判例(休職期間満了による退職が違法とされた事案)
2023/05/02 更新
事案の概要
平成26年4月 入社
平成27年12月 従業員は適応障害と診断された。
平成28年3月 会社は従業員に対し休職を明示じた。
平成29年7月 産業医等が適応障害の症状が解消したと診断した。
平成30年12月 会社は「就労不能である」として休職期間満了により自然退職とした。
裁判所の判断
(1)平成29年7月に産業医等が適応障害の症状が解消したと診断していること等を考慮して、平成29年7月末には、従前の職務を通常程度に行うことができないような適応障害の症状は解消した、と認定しました。
(2)一定の配慮が必要であるから、同年8月1日以降は段階的に、従業員を復職させるべきであった、と判断した。
(3)それにも関わらず、会社が休職期間満了により自然退職とした、ことは無効であると判断した。
(4)裁判所は、従業員の地位を有することと、平成29年8月から判決確定日までの賃金請求を認めた。
令和3年12月23日名古屋地裁
解説
(1)裁判所は従業員の性格的特性が影響して適応障害を発症したと認定されています。
(2)平成29年7月に、産業医等が適応障害の症状が解消したと診断しました。会社がこれにも関わらず就労労不能と判断したのは、従業員の性格からして業務に必要なコミュニケーション能力が不足している(能力不足)として判断したからだと認定されています。

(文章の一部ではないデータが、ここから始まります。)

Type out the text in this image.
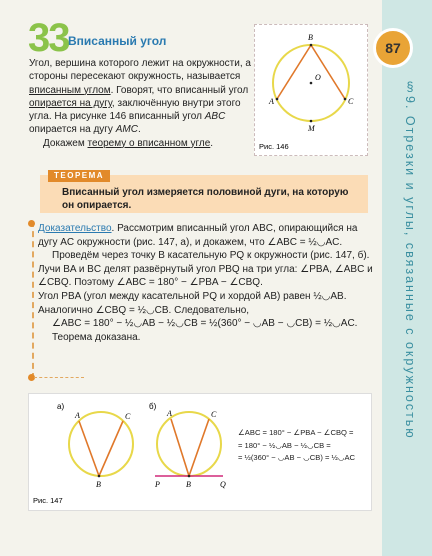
87
§9. Отрезки и углы, связанные с окружностью
33 Вписанный угол

Угол, вершина которого лежит на окружности, а стороны пересекают окружность, называется вписанным углом. Говорят, что вписанный угол опирается на дугу, заключённую внутри этого угла. На рисунке 146 вписанный угол ABC опирается на дугу AMC.

Докажем теорему о вписанном угле.

B
O
A	C
M
Рис. 146
ТЕОРЕМА
Вписанный угол измеряется половиной дуги, на которую он опирается.

Доказательство. Рассмотрим вписанный угол ABC, опирающийся на дугу AC окружности (рис. 147, а), и докажем, что ∠ABC = ½◡AC.

Проведём через точку B касательную PQ к окружности (рис. 147, б). Лучи BA и BC делят развёрнутый угол PBQ на три угла: ∠PBA, ∠ABC и ∠CBQ. Поэтому ∠ABC = 180° − ∠PBA − ∠CBQ.

Угол PBA (угол между касательной PQ и хордой AB) равен ½◡AB.

Аналогично ∠CBQ = ½◡CB. Следовательно,

∠ABC = 180° − ½◡AB − ½◡CB = ½(360° − ◡AB − ◡CB) = ½◡AC.

Теорема доказана.

а)
A	C
B
б)
A	C
B
P	Q
Рис. 147
∠ABC = 180° − ∠PBA − ∠CBQ =
= 180° − ½◡AB − ½◡CB =
= ½(360° − ◡AB − ◡CB) = ½◡AC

(3)裁判所は、能力不足を理由に解雇するのであれば、その手続きを経るべきであり、その手続を減らずに休職期間満了を理由とする退職(実質的な解雇)をしたことを問題にしたようです。
休職理由に含まれない事情を根拠に就労不能と判断して、休職期間満了による自然退職をすることは認められないことを示した判例です。